El proceso de autoafirmación que constitu­ye la adolescencia tiene también su contra­partida en las actitudes hacia referentes am­bientales (Ruiz et al., 1988). Se abandonan las mascotas y se pasa a optar por la aventura representada o evocada en entornos silvestres y poco humanizados. Nos encontramos así una vez más en un detalle de una oposi­ción clásica detectada en estudios sobre la percepción del paisaje y que tiene interés en la programación de actividades y campañas de educación ambiental.

El tercer componente, por fin, con una car­ga compleja de significados centrados en la actividad‑dinamismo frente a la intimidad ­ensoñación de los mensajes, nos separa las preferencias respectivas de sujetos mascu­linos y femeninos. Rasgos de percepción di­ferencial entre sexos se han encontrado en trabajos previos con esta técnica usando pa­res de fotos de paisajes, sobre todo en lo que se refiere a la actitud masculina atraída por la intriga y el riesgo evocados por las esce­nas (Gallardo et al., en prensa). Aunque es­tos aspectos no están suficientemente inves­tigados, los condicionantes educativos y cul­turales podrían aparentemente explicar tales diferencias, mientras que en los fenómenos comentados de atracción por la naturaleza y la evolución en el desarrollo personal de las actitudes parecen subyacer mecanismos pro­fundos, poco comprendidos aún, de determi­nación de actitudes sobre un sustrato filoge­nético anclado en la evolución biológica hu­mana.

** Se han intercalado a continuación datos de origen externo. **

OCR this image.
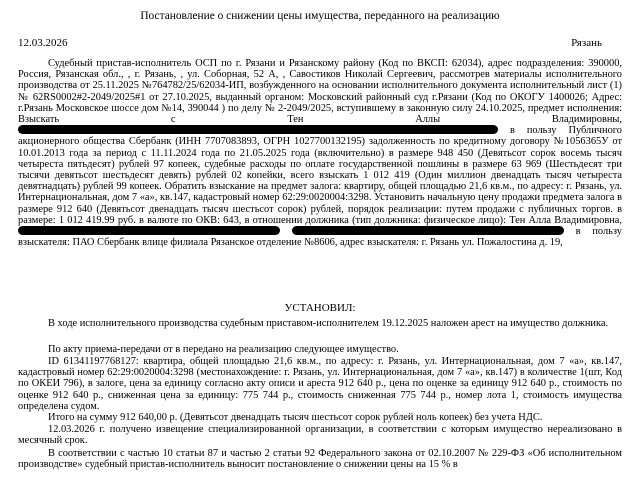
Постановление о снижении цены имущества, переданного на реализацию
12.03.2026	Рязань
Судебный пристав-исполнитель ОСП по г. Рязани и Рязанскому району (Код по ВКСП: 62034), адрес подразделения: 390000, Россия, Рязанская обл., , г. Рязань, , ул. Соборная, 52 А, , Савостиков Николай Сергеевич, рассмотрев материалы исполнительного производства от 25.11.2025 №764782/25/62034-ИП, возбужденного на основании исполнительного документа исполнительный лист (1) № 62RS0002#2-2049/2025#1 от 27.10.2025, выданный органом: Московский районный суд г.Рязани (Код по ОКОГУ 1400026; Адрес: г.Рязань Московское шоссе дом №14, 390044 ) по делу № 2-2049/2025, вступившему в законную силу 24.10.2025, предмет исполнения: Взыскать с	Тен Аллы Владимировны,  в пользу Публичного акционерного общества Сбербанк (ИНН 7707083893, ОГРН 1027700132195) задолженность по кредитному договору №1056365У от 10.01.2013 года за период с 11.11.2024 года по 21.05.2025 года (включительно) в размере 948 450 (Девятьсот сорок восемь тысяч четыреста пятьдесят) рублей 97 копеек, судебные расходы по оплате государственной пошлины в размере 63 969 (Шестьдесят три тысячи девятьсот шестьдесят девять) рублей 02 копейки, всего взыскать 1 012 419 (Один миллион двенадцать тысяч четыреста девятнадцать) рублей 99 копеек. Обратить взыскание на предмет залога: квартиру, общей площадью 21,6 кв.м., по адресу: г. Рязань, ул. Интернациональная, дом 7 «а», кв.147, кадастровый номер 62:29:0020004:3298. Установить начальную цену продажи предмета залога в размере 912 640 (Девятьсот двенадцать тысяч шестьсот сорок) рублей, порядок реализации: путем продажи с публичных торгов. в размере: 1 012 419.99 руб. в валюте по ОКВ: 643, в отношении должника (тип должника: физическое лицо): Тен Алла Владимировна,   в пользу взыскателя: ПАО Сбербанк влице филиала Рязанское отделение №8606, адрес взыскателя: г. Рязань ул. Пожалостина д. 19,
УСТАНОВИЛ:
В ходе исполнительного производства судебным приставом-исполнителем 19.12.2025 наложен арест на имущество должника.
По акту приема-передачи от в передано на реализацию следующее имущество.
ID 61341197768127: квартира, общей площадью 21,6 кв.м., по адресу: г. Рязань, ул. Интернациональная, дом 7 «а», кв.147, кадастровый номер 62:29:0020004:3298 (местонахождение: г. Рязань, ул. Интернациональная, дом 7 «а», кв.147) в количестве 1(шт, Код по ОКЕИ 796), в залоге, цена за единицу согласно акту описи и ареста 912 640 р., цена по оценке за единицу 912 640 р., стоимость по оценке 912 640 р., сниженная цена за единицу: 775 744 р., стоимость сниженная 775 744 р., номер лота 1, стоимость имущества определена судом.
Итого на сумму 912 640,00 р. (Девятьсот двенадцать тысяч шестьсот сорок рублей ноль копеек) без учета НДС.
12.03.2026 г. получено извещение специализированной организации, в соответствии с которым имущество нереализовано в месячный срок.
В соответствии с частью 10 статьи 87 и частью 2 статьи 92 Федерального закона от 02.10.2007 № 229-ФЗ «Об исполнительном производстве» судебный пристав-исполнитель выносит постановление о снижении цены на 15 % в
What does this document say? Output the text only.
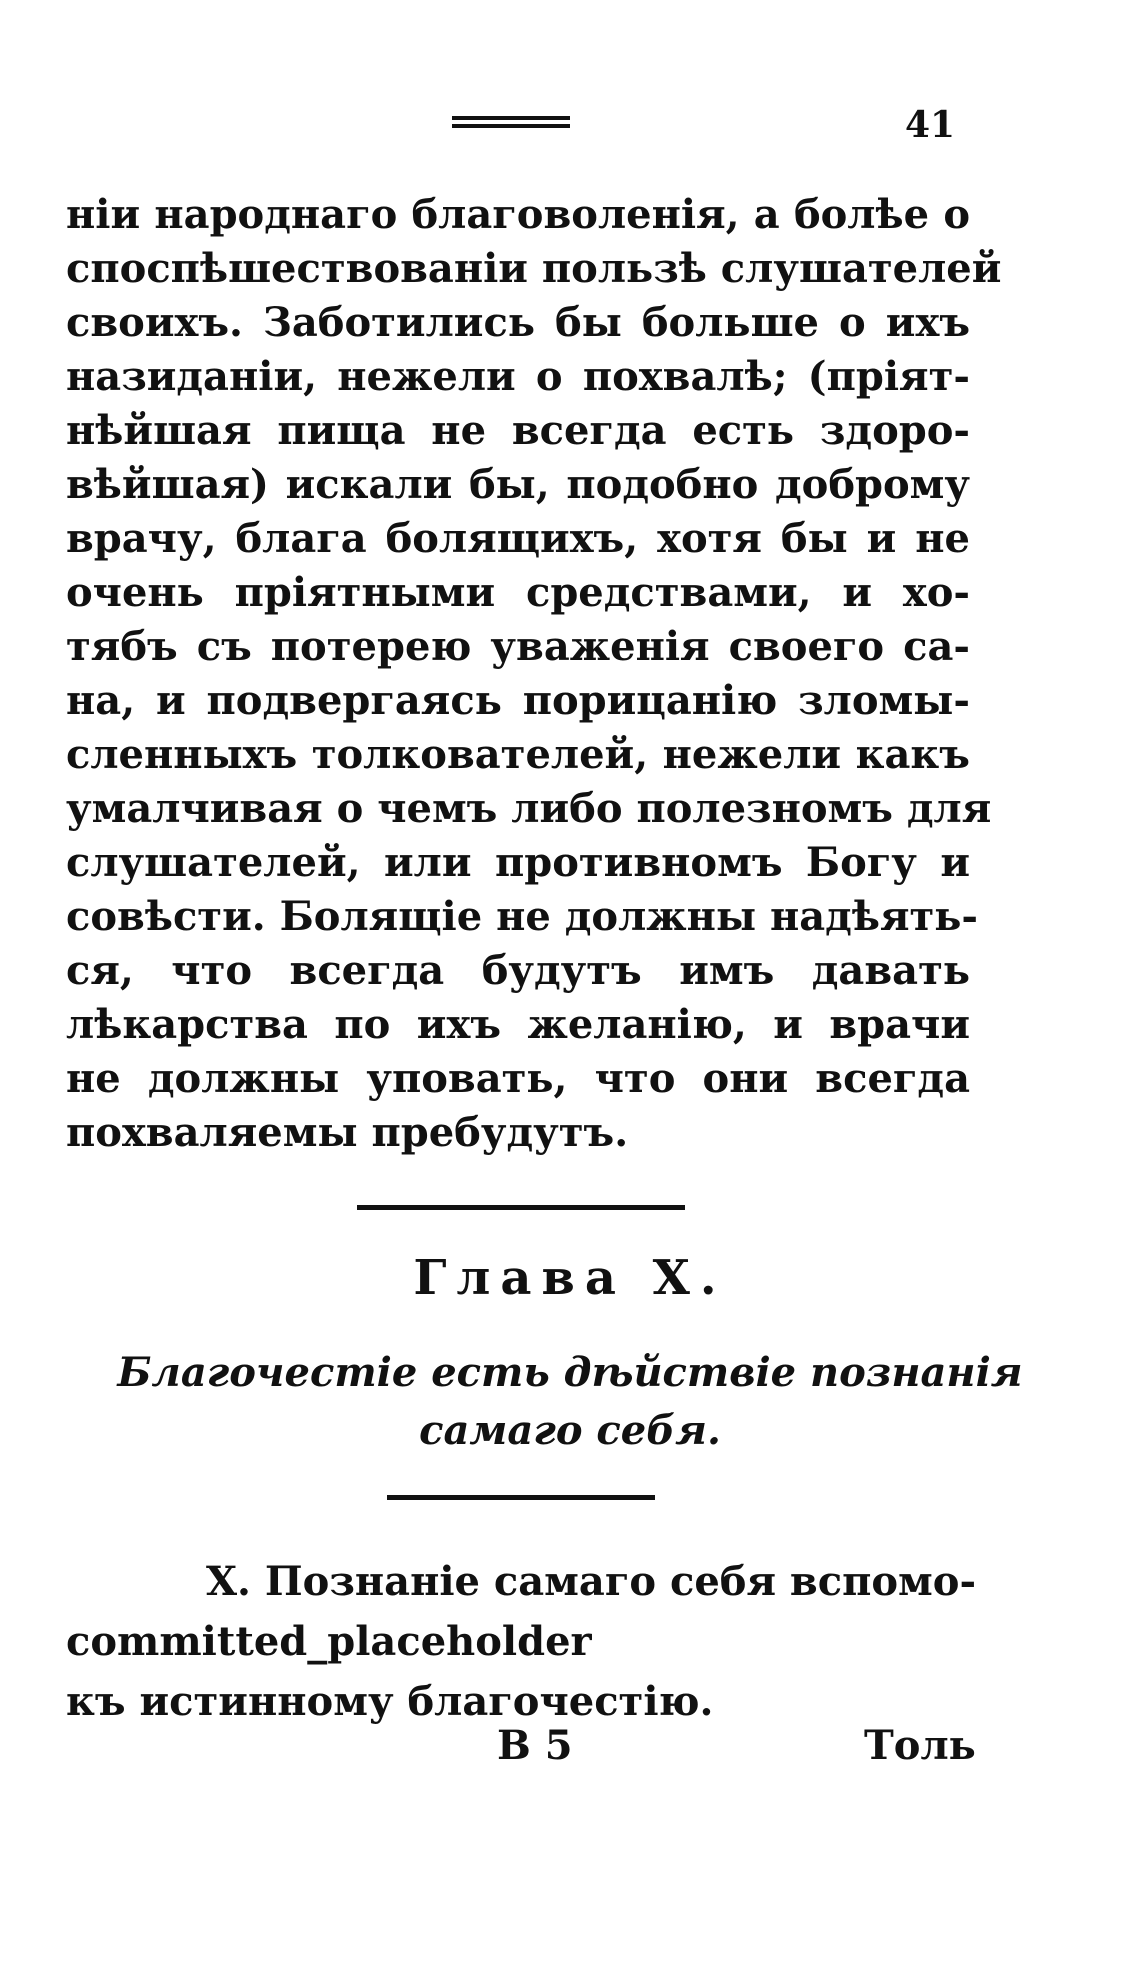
41
нiи народнаго благоволенiя, а болѣе о
споспѣшествованiи пользѣ слушателей
своихъ. Заботились бы больше о ихъ
назиданiи, нежели о похвалѣ; (прiят-
нѣйшая пища не всегда есть здоро-
вѣйшая) искали бы, подобно доброму
врачу, блага болящихъ, хотя бы и не
очень прiятными средствами, и хо-
тябъ съ потерею уваженiя своего са-
на, и подвергаясь порицанiю зломы-
сленныхъ толкователей, нежели какъ
умалчивая о чемъ либо полезномъ для
слушателей, или противномъ Богу и
совѣсти. Болящiе не должны надѣять-
ся, что всегда будутъ имъ давать
лѣкарства по ихъ желанiю, и врачи
не должны уповать, что они всегда
похваляемы пребудутъ.
Глава X.
Благочестiе есть дѣйствiе познанiя
самаго себя.
X. Познанiе самаго себя вспомо-
committed_placeholder
къ истинному благочестiю.
В 5	Толь
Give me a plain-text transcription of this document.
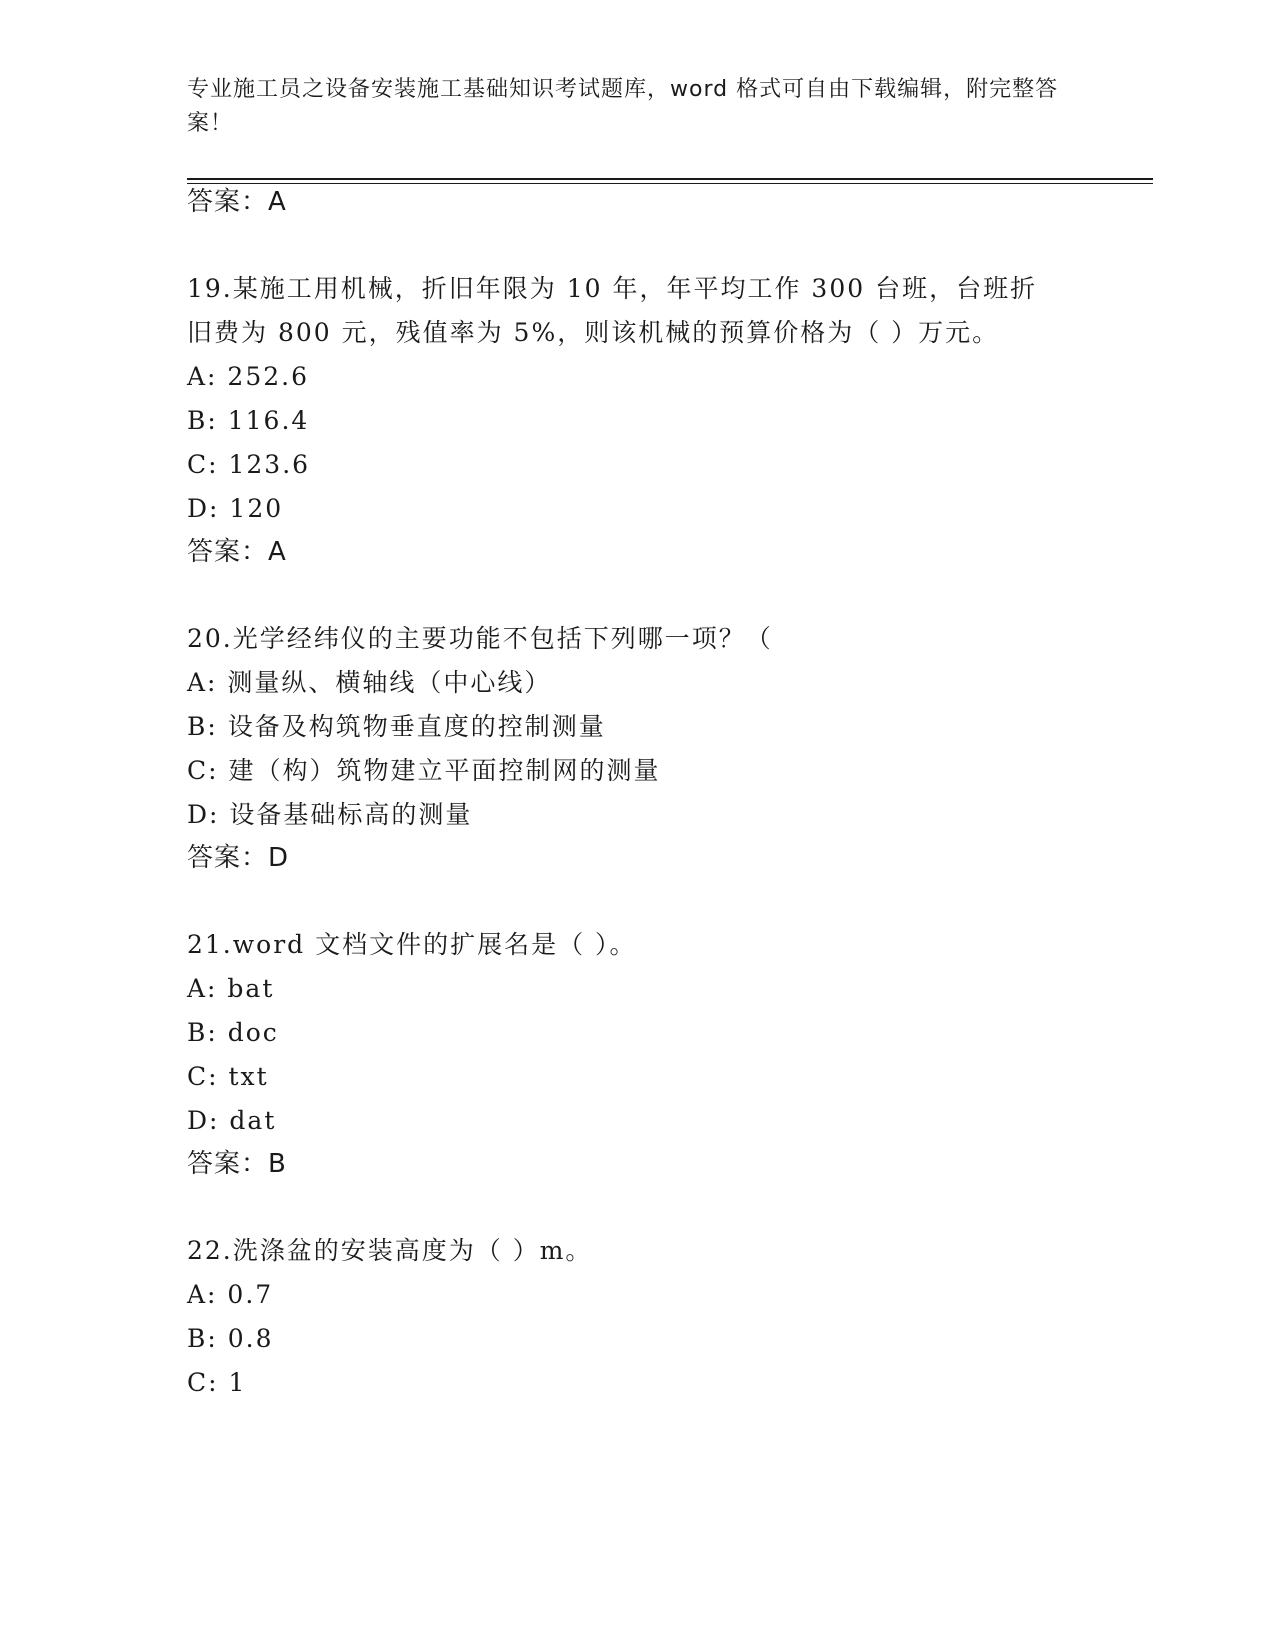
专业施工员之设备安装施工基础知识考试题库，word 格式可自由下载编辑，附完整答案！
答案：A
19.某施工用机械，折旧年限为 10 年，年平均工作 300 台班，台班折
旧费为 800 元，残值率为 5%，则该机械的预算价格为（ ）万元。
A: 252.6
B: 116.4
C: 123.6
D: 120
答案：A
20.光学经纬仪的主要功能不包括下列哪一项？（
A: 测量纵、横轴线（中心线）
B: 设备及构筑物垂直度的控制测量
C: 建（构）筑物建立平面控制网的测量
D: 设备基础标高的测量
答案：D
21.word 文档文件的扩展名是（ ）。
A: bat
B: doc
C: txt
D: dat
答案：B
22.洗涤盆的安装高度为（ ）m。
A: 0.7
B: 0.8
C: 1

La investigación en conjunto resalta, pues, el carácter multidimensional de las estrate­gias publicitarias y su percepción por el pú­blico. La comprensión de estos procesos nos permitirá una mayor lucidez ante el entrama­do de flujos de información aparentemente caóticos que forman parte esencial de los ecosistemas urbanos. Ésta parece una con­dición necesaria para las respuestas de adaptación cultural (Boyden, 1987) con que la sociedad debe hacer frente a problemas ambientales cada vez más acuciantes.

 

 

(*) Las marcas citadas no lo son con fines publicitarios ni se pretende criticar su imagen comercial. Son ejemplos, entre otros posibles, de las tendencias resultantes en el análisis.